Tapi ada yang tidak bisa ditidurkan dalam diri Hwang. Mungkin itu yang disebut nurani. Dokter yang berumur 40 tahun itu, yang umumnya bukan orang suka merecoki lembaganya, kemudian berbisik kepada seorang temannya, seorang wartawan, tentang apa sebenarnya yang ditemukannya di malam dingin Januari itu.

Dr. Hwang – menurut pengakuannya kemudian – tak menduga bahwa temannya, sang wartawan, akan memuat kesaksiannya. Ia mengira bahwa semua hal yang diungkapkannya tentang kematian Park Jong-Chul hanya akan dicatat sebagai rekaman historis.

Tetapi temannya rupanya berpendapat lain: sebab-musabab kematian Park yang sebenarnya harus dibongkar. Bagaimana pun pembunuhan telah terjadi. Kesewenang-wenangan yang penuh kekerasan telah dilakukan terhadap seorang yang tak berdaya. Apa yang menimpa dengan ngeri hari ini pada Park – jika dibiarkan begitu saja – pada suatu hari nanti akan bisa terjadi pada siapa saja, dan akan didiamkan juga seperti biasa.

Lalu tulisan itu pun terbit. Dan ketika hasil kesimpulan yang sebenarnya dari hasil otopsi akhirnya tersiar luas, masyarakat pun tahu: pihak yang berwewenang bukan saja telah membunuh warga negara. Mereka juga telah berdusta kepada khalayak ramai. Tak ayal – demikianlah tulisan Clyde Haberman dalam International Herald Tribune – suatu lingkungan protes pun terciptalah. Terutama dari kalangan menengah. Dari sini gelombang demonstrasi berkecamuk, melingkar-lingkar, tak putus-putusnya.

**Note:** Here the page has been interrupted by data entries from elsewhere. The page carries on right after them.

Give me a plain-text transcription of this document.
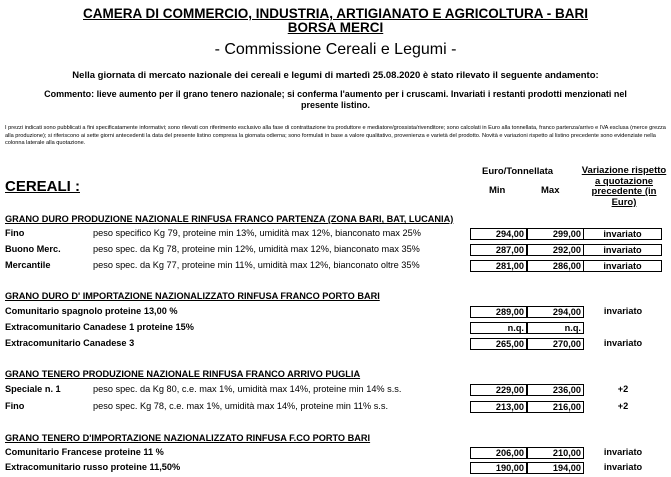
CAMERA DI COMMERCIO, INDUSTRIA, ARTIGIANATO E AGRICOLTURA - BARI
BORSA MERCI
- Commissione Cereali e Legumi -
Nella giornata di mercato nazionale dei cereali e legumi di martedì 25.08.2020 è stato rilevato il seguente andamento:
Commento: lieve aumento per il grano tenero nazionale; si conferma l'aumento per i cruscami. Invariati i restanti prodotti menzionati nel presente listino.
I prezzi indicati sono pubblicati a fini specificatamente informativi; sono rilevati con riferimento esclusivo alla fase di contrattazione tra produttore e mediatore/grossista/rivenditore; sono calcolati in Euro alla tonnellata, franco partenza/arrivo e IVA esclusa (merce grezza alla produzione); si riferiscono ai sette giorni antecedenti la data del presente listino compresa la giornata odierna; sono formulati in base a valore qualitativo, provenienza e varietà del prodotto. Novità e variazioni rispetto al listino precedente sono evidenziate nella colonna laterale alla quotazione.
CEREALI :
Euro/Tonnellata
Min	Max
Variazione rispetto a quotazione precedente (in Euro)
GRANO DURO PRODUZIONE NAZIONALE RINFUSA FRANCO PARTENZA (ZONA BARI, BAT, LUCANIA)
Fino	peso specifico Kg 79, proteine min 13%, umidità max 12%, bianconato max 25%	294,00	299,00	invariato
Buono Merc.	peso spec. da Kg 78, proteine min 12%, umidità max 12%, bianconato max 35%	287,00	292,00	invariato
Mercantile	peso spec. da Kg 77, proteine min 11%, umidità max 12%, bianconato oltre 35%	281,00	286,00	invariato
GRANO DURO D' IMPORTAZIONE NAZIONALIZZATO RINFUSA FRANCO PORTO BARI
Comunitario spagnolo proteine 13,00 %	289,00	294,00	invariato
Extracomunitario Canadese 1 proteine 15%	n.q.	n.q.
Extracomunitario Canadese 3	265,00	270,00	invariato
GRANO TENERO PRODUZIONE NAZIONALE RINFUSA FRANCO ARRIVO PUGLIA
Speciale n. 1	peso spec. da Kg 80, c.e. max 1%, umidità max 14%, proteine min 14% s.s.	229,00	236,00	+2
Fino	peso spec. Kg 78, c.e. max 1%, umidità max 14%, proteine min 11% s.s.	213,00	216,00	+2
GRANO TENERO D'IMPORTAZIONE NAZIONALIZZATO RINFUSA F.CO PORTO BARI
Comunitario Francese proteine 11 %	206,00	210,00	invariato
Extracomunitario russo proteine 11,50%	190,00	194,00	invariato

Untung, pemerintah Korea Selatan, di bawah Presiden Chun Doo-Hwan, bukanlah pemerintah batu. Suatu penyelidikan dilakukan untuk mengusut sebenarnya apa yang terjadi pada Park Jong-Chul. Di sini barangkali dr. Hwang juga dimintai keterangan. Akhirnya pemerintah pun mengakui: Park mati karena disiksa polisi. Selama anak muda ini diperiksa, kepalanya dimasukkan ke dalam bak air berkali-kali. Suatu ketika tenggorokannya terjepit ke tepi bak itu. Park tercekik, dan bagian dalam leher retak. Ia tewas.

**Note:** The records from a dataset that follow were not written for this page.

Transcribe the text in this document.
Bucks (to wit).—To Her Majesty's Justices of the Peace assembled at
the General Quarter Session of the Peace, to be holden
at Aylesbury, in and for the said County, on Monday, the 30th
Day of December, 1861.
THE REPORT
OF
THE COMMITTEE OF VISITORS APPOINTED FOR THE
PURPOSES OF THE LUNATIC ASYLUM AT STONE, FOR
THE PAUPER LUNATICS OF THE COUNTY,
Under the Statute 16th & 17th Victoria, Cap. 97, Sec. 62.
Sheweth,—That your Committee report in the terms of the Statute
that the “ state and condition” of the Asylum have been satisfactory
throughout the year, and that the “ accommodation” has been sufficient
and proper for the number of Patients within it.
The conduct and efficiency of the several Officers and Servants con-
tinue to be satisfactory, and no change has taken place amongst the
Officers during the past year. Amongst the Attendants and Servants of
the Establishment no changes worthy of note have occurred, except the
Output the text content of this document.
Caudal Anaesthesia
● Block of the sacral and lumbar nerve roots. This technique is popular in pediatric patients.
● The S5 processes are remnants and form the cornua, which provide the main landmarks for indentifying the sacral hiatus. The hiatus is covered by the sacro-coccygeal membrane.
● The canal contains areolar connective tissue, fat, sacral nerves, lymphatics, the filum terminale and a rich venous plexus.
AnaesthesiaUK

Para pembunuhnya kemudian dihukum. Lima polisi yang menjalankan interogasi terhadap Park dipenjarakan antara 5 dan 15 tahun. Direktur jenderal yang memimpin markas besar kepolisian, Kang Min Chang, dijatuhi hukuman dengan masa percobaan karena menyuruh bawahannya menutupi-nutupi kasus ini.

Itu semua tak menyebabkan dr. Hwang dimaklumkan sebagai pemenang. ”Saya harus mengundurkan diri,” katanya. Ia telah menyebabkan para atasannya kehilangan muka, dan, menurut etik masyarakatnya, ia tak bisa terus bekerja di kantor itu. Juga ia takut. Tiap hari toh ia harus berhubungan dengan polisi, karena tugasnya. Dan Hwang merasa terancam. Ia sering menerima telepon yang menggertaknya, hingga ia harus berganti nomor telepon – dan berhenti bekerja. Ia kini menganggur.

”Saya tak tertarik jadi pahlawan,” katanya. ”Terus terang, mungkin saya ini orang yang dungu.”
Barangkali ia seorang yang dungu, dalam arti orang yang tak memikirkan akibtanya bagi nasib sendiri ketika ia harus mendengarkan hati nurani yang berdegup keras-keras. Tapi bersalahkah Hwang, jika ia jadi contoh yang rendah hati bahwa masih ada jiwa yang begitu mulya ditengah ketakutan ?

Dia mungkin bukan pahlawan. Pemerintah Chun yang mengoreksi dirinya sendiri dengan cepat juga bukan pahlawan. Tapi baik sang dokter maupun sang presiden – sengaja tak sengaja – telah mengangkat bangsa itu ke suatu taraf yang lebih tinggi. Hwang jadi penganggur dan pemerintah Chun akhirnya jatuh. Tapi kini siapa bisa mengatakan bangsa Korea bukan bangsa yang tangguh di hadapan kebenaran?